Under the theory of FDA regulatory informed consent, physicians should be required to tell patients if the physician is prescribing a medication for a use not approved by the FDA. Jim Beck at Drug & Device Law thinks it’s a bad idea, and wrote his post in response to a new law review article, “The Case For Legal Regulation Of Physicians’ Off-Label Prescribing,” 86 Notre Dame L. Rev. 649 (2011)(online copy here), by Philip M. Rosoff, a professor at Duke Medical School, and Doriane Lambelet Coleman, a professor at Duke Law School. As Beck notes, most courts don’t accept the explicit version of this — i.e., the requirement that a doctor specifically say the drug or medical device isn’t FDA-approved — but, as Beck doesn’t note, some courts get awfully close. See, e.g., DeNeui v. Wellman, No. 2009 U.S. Dist. LEXIS 114853, at *11–14 (D.S.D. Dec. 9, 2009)(“a jury must determine whether a reasonable person would attach significance to the off-label use of [the medical device] before deciding whether to undergo the surgery in this case”); In re Diet Drug Litigation, 384 N.J. Super. 525, 895 A.2d 480 (Law Div. 2005)(distinguishing Blazoski v. Cook, holding “While obesity is a serious condition, phen-fen is hardly its only cure. While phen-fen may have provided real benefits for those who took it, these patients were entitled to know of its risks. And it is certainly foreseeable that, if advised of the risks, they might well have chosen alternatives.”).

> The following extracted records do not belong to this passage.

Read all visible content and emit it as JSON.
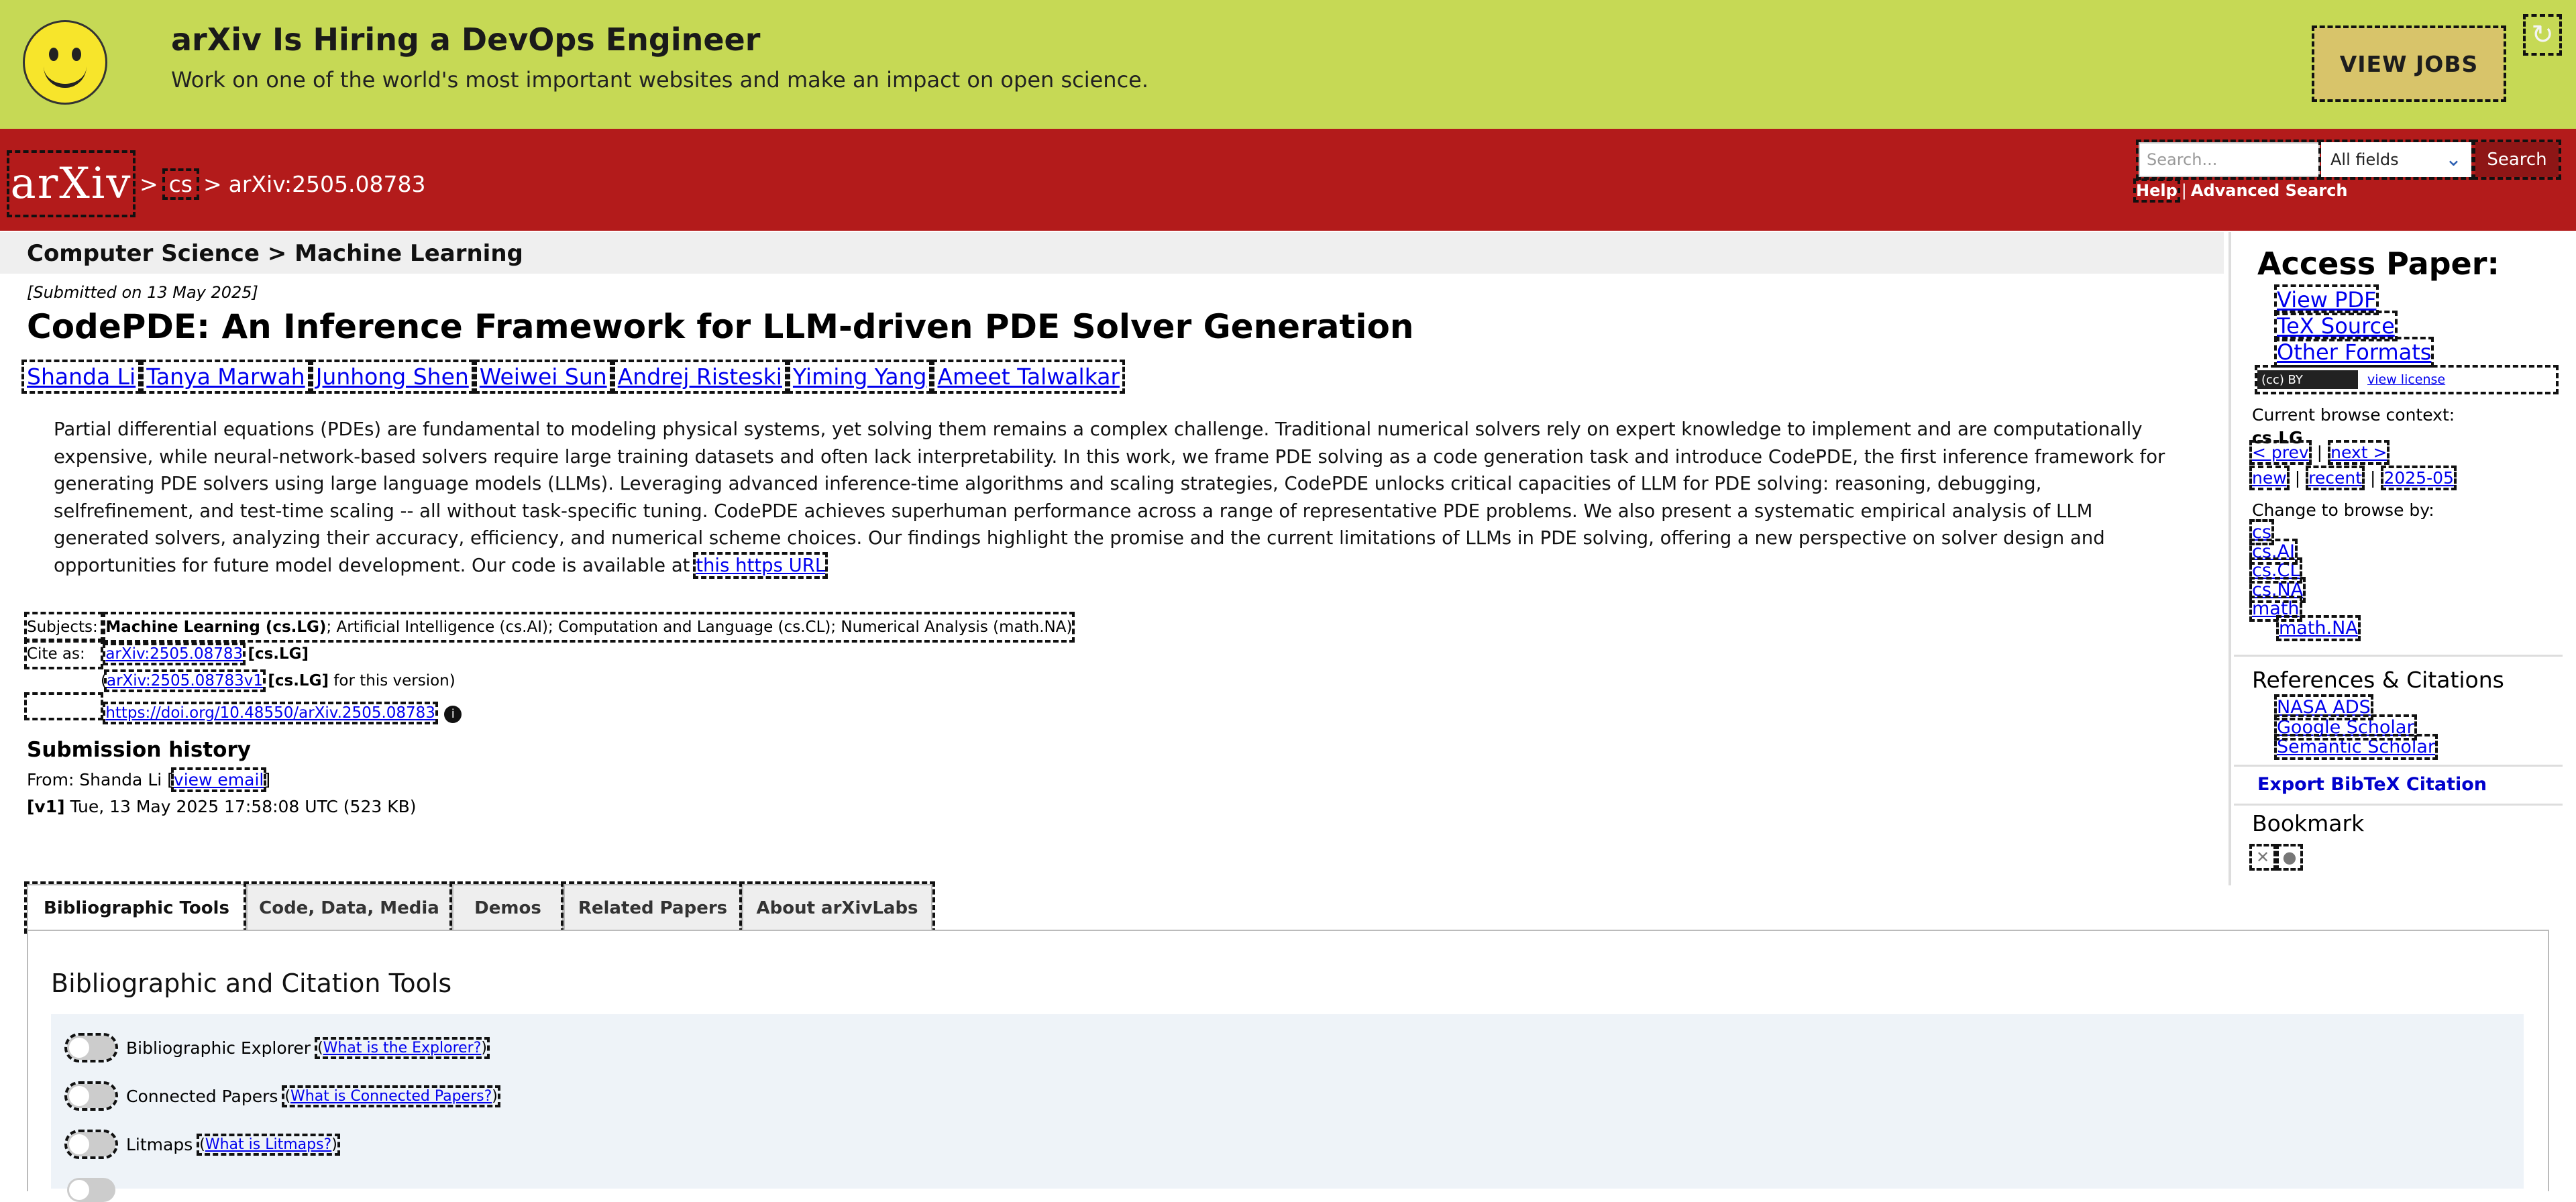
{
  "banner": {
    "title": "arXiv Is Hiring a DevOps Engineer",
    "subtitle": "Work on one of the world's most important websites and make an impact on open science.",
    "view_jobs": "VIEW JOBS",
    "close_icon": "↻",
    "background_color": "#c6d955"
  },
  "header": {
    "logo_text": "arXiv",
    "crumb_sep": ">",
    "crumb_cs": "cs",
    "crumb_id": "arXiv:2505.08783",
    "search_placeholder": "Search...",
    "field_select": "All fields",
    "search_button": "Search",
    "help": "Help",
    "help_sep": "|",
    "advanced": "Advanced Search",
    "brand_color": "#b31b1b"
  },
  "subject_bar": "Computer Science > Machine Learning",
  "paper": {
    "submitted": "[Submitted on 13 May 2025]",
    "title": "CodePDE: An Inference Framework for LLM-driven PDE Solver Generation",
    "authors": [
      "Shanda Li",
      "Tanya Marwah",
      "Junhong Shen",
      "Weiwei Sun",
      "Andrej Risteski",
      "Yiming Yang",
      "Ameet Talwalkar"
    ],
    "author_sep": ",",
    "abstract": "Partial differential equations (PDEs) are fundamental to modeling physical systems, yet solving them remains a complex challenge. Traditional numerical solvers rely on expert knowledge to implement and are computationally expensive, while neural-network-based solvers require large training datasets and often lack interpretability. In this work, we frame PDE solving as a code generation task and introduce CodePDE, the first inference framework for generating PDE solvers using large language models (LLMs). Leveraging advanced inference-time algorithms and scaling strategies, CodePDE unlocks critical capacities of LLM for PDE solving: reasoning, debugging, selfrefinement, and test-time scaling -- all without task-specific tuning. CodePDE achieves superhuman performance across a range of representative PDE problems. We also present a systematic empirical analysis of LLM generated solvers, analyzing their accuracy, efficiency, and numerical scheme choices. Our findings highlight the promise and the current limitations of LLMs in PDE solving, offering a new perspective on solver design and opportunities for future model development. Our code is available at",
    "abstract_link": "this https URL",
    "subjects_label": "Subjects:",
    "subjects_primary": "Machine Learning (cs.LG)",
    "subjects_rest": "; Artificial Intelligence (cs.AI); Computation and Language (cs.CL); Numerical Analysis (math.NA)",
    "cite_label": "Cite as:",
    "cite_id": "arXiv:2505.08783",
    "cite_cat": "[cs.LG]",
    "cite_v1": "arXiv:2505.08783v1",
    "cite_v1_cat": "[cs.LG]",
    "cite_v1_suffix": "for this version)",
    "cite_v1_prefix": "(",
    "doi": "https://doi.org/10.48550/arXiv.2505.08783",
    "info_icon": "i"
  },
  "history": {
    "title": "Submission history",
    "from": "From: Shanda Li [",
    "from_link": "view email",
    "from_close": "]",
    "v1_label": "[v1]",
    "v1_text": "Tue, 13 May 2025 17:58:08 UTC (523 KB)"
  },
  "tabs": [
    "Bibliographic Tools",
    "Code, Data, Media",
    "Demos",
    "Related Papers",
    "About arXivLabs"
  ],
  "panel": {
    "title": "Bibliographic and Citation Tools",
    "rows": [
      {
        "label": "Bibliographic Explorer",
        "link": "What is the Explorer?"
      },
      {
        "label": "Connected Papers",
        "link": "What is Connected Papers?"
      },
      {
        "label": "Litmaps",
        "link": "What is Litmaps?"
      }
    ],
    "paren_open": "(",
    "paren_close": ")"
  },
  "sidebar": {
    "access_title": "Access Paper:",
    "links": [
      "View PDF",
      "TeX Source",
      "Other Formats"
    ],
    "license_badge": "(cc) BY",
    "license_link": "view license",
    "context_label": "Current browse context:",
    "context_value": "cs.LG",
    "prev": "< prev",
    "sep": "|",
    "next": "next >",
    "new": "new",
    "recent": "recent",
    "date": "2025-05",
    "change_label": "Change to browse by:",
    "change_list": [
      "cs",
      "cs.AI",
      "cs.CL",
      "cs.NA",
      "math",
      "math.NA"
    ],
    "refs_title": "References & Citations",
    "refs": [
      "NASA ADS",
      "Google Scholar",
      "Semantic Scholar"
    ],
    "bibtex": "Export BibTeX Citation",
    "bookmark_title": "Bookmark",
    "bookmark_icons": [
      "x-icon",
      "reddit-icon"
    ],
    "bookmark_glyphs": [
      "✕",
      "●"
    ]
  }
}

I’m unsurprisingly more on Rosoff and Coleman’s side. I’ll explain.
First, a little bit of background on the subject. As I’ve discussed before, intense lobbying by drug companies — including infiltration of the supposedly neutral legal research groups like the American Law Institute, which publishes the various Restatements — has whittled away at most of the potential claims against defective drug manufacturers. The law’s so hostile to patients that even doctors think it’s too protective of drug companies. (At the same time, those same companies have lobbied for absurd laws like the Prescription Drug User Fee Act that penalize the FDA if it doesn’t approve drugs quickly enough; unsurprising, that has made drugs less safe and more likely to be withdrawn.)

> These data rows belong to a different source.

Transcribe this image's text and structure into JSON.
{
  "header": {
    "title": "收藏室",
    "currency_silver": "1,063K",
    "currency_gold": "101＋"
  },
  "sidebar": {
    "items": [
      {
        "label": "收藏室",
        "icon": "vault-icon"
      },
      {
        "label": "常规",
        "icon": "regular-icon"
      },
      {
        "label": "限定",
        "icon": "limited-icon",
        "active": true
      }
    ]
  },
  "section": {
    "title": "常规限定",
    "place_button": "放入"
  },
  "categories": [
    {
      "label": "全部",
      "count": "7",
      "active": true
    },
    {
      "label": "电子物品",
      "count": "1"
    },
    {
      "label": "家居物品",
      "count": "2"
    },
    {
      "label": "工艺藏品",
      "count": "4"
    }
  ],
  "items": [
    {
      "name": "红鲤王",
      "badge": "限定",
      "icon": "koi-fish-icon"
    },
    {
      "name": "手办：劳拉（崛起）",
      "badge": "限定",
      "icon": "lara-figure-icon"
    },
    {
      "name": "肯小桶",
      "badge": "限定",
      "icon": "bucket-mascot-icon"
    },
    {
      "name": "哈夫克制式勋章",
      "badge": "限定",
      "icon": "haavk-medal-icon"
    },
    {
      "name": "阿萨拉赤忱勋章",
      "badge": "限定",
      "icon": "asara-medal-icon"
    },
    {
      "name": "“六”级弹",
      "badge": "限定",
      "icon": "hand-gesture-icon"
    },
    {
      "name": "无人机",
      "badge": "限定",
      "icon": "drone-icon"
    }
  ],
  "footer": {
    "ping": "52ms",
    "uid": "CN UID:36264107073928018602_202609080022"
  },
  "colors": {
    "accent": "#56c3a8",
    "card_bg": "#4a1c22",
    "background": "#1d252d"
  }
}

If you try to sue a drug company for inadequately testing or improperly designing a drug, the drug company will cite FDA approval and shout “pre-emption,” arguing that the FDA already signed off on the drug’s safety and efficacy and that the courts aren’t allowed to second-guess that — even if neither the FDA nor Congress said they meant to foreclose tort lawsuits. Defense lawyers call that dubious argument “implied pre-emption.”

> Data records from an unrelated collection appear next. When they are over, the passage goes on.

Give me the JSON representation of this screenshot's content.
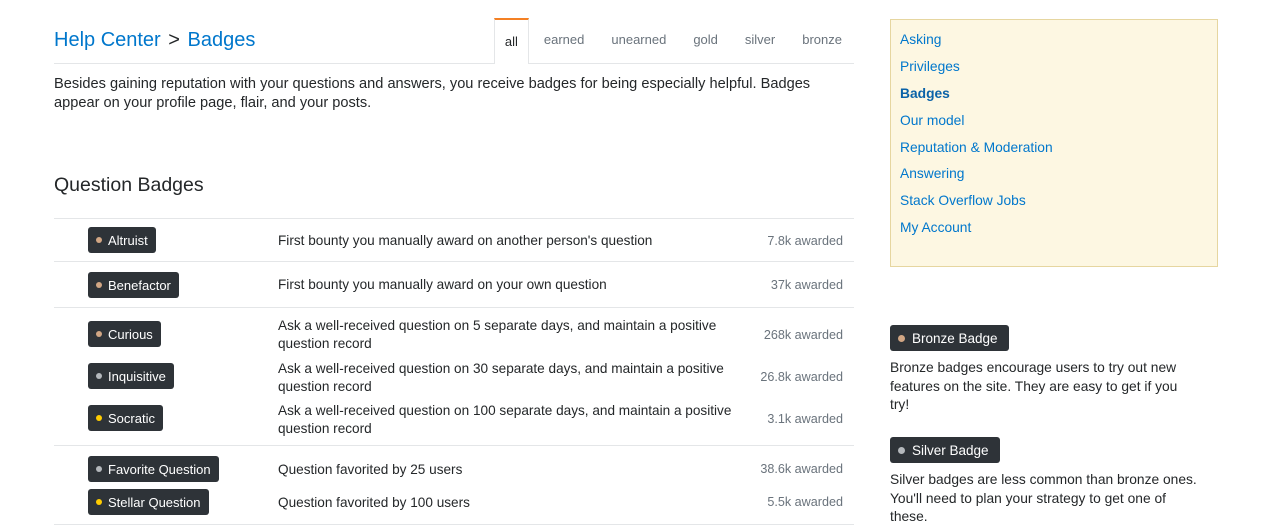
{
  "breadcrumb": {
    "root": "Help Center",
    "separator": ">",
    "current": "Badges"
  },
  "tabs": [
    {
      "label": "all",
      "active": true
    },
    {
      "label": "earned",
      "active": false
    },
    {
      "label": "unearned",
      "active": false
    },
    {
      "label": "gold",
      "active": false
    },
    {
      "label": "silver",
      "active": false
    },
    {
      "label": "bronze",
      "active": false
    }
  ],
  "intro": "Besides gaining reputation with your questions and answers, you receive badges for being especially helpful. Badges appear on your profile page, flair, and your posts.",
  "section_title": "Question Badges",
  "badge_colors": {
    "bronze": "#d1a684",
    "silver": "#b4b8bc",
    "gold": "#ffcc01",
    "badge_bg": "#2e3338",
    "link": "#0077cc",
    "tab_accent": "#f48024",
    "sidebar_bg": "#fdf7e2"
  },
  "badge_rows": [
    {
      "name": "Altruist",
      "tier": "bronze",
      "description": "First bounty you manually award on another person's question",
      "awarded": "7.8k awarded"
    },
    {
      "name": "Benefactor",
      "tier": "bronze",
      "description": "First bounty you manually award on your own question",
      "awarded": "37k awarded"
    },
    {
      "name": "Curious",
      "tier": "bronze",
      "description": "Ask a well-received question on 5 separate days, and maintain a positive question record",
      "awarded": "268k awarded"
    },
    {
      "name": "Inquisitive",
      "tier": "silver",
      "description": "Ask a well-received question on 30 separate days, and maintain a positive question record",
      "awarded": "26.8k awarded"
    },
    {
      "name": "Socratic",
      "tier": "gold",
      "description": "Ask a well-received question on 100 separate days, and maintain a positive question record",
      "awarded": "3.1k awarded"
    },
    {
      "name": "Favorite Question",
      "tier": "silver",
      "description": "Question favorited by 25 users",
      "awarded": "38.6k awarded"
    },
    {
      "name": "Stellar Question",
      "tier": "gold",
      "description": "Question favorited by 100 users",
      "awarded": "5.5k awarded"
    }
  ],
  "sidebar": {
    "links": [
      {
        "label": "Asking",
        "current": false
      },
      {
        "label": "Privileges",
        "current": false
      },
      {
        "label": "Badges",
        "current": true
      },
      {
        "label": "Our model",
        "current": false
      },
      {
        "label": "Reputation & Moderation",
        "current": false
      },
      {
        "label": "Answering",
        "current": false
      },
      {
        "label": "Stack Overflow Jobs",
        "current": false
      },
      {
        "label": "My Account",
        "current": false
      }
    ]
  },
  "legend": [
    {
      "badge": "Bronze Badge",
      "tier": "bronze",
      "text": "Bronze badges encourage users to try out new features on the site. They are easy to get if you try!"
    },
    {
      "badge": "Silver Badge",
      "tier": "silver",
      "text": "Silver badges are less common than bronze ones. You'll need to plan your strategy to get one of these."
    }
  ]
}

Courts will too often buy those arguments; consider the lengths to which Judge Posner jumped to deny a toxic epidermal necrolysis / Stevens-Johnson syndrome victim a $3.5 million jury award. I’m not sure why he bothered with that long and winding factual argument, leaping from assumption to assumption and begging his own questions; he could have just said, “I’d prefer they lose” and be done with it.
In short: under a variety of names (“implied preemption,” “learned intermediary,” “unavoidably unsafe product,” etc) the drug manufacturers routinely claim that FDA approval is the be-all, end-all of drug safety, and so no injured patient should ever be allowed to sue the manufacturer of an FDA-approved drug. It’s thus more than a little hypocritical for them or their lawyers to now claim that FDA approval is irrelevant to patients. It’s the sole reason they believe they’re entitled to special legal immunities not granted to other manufacturers.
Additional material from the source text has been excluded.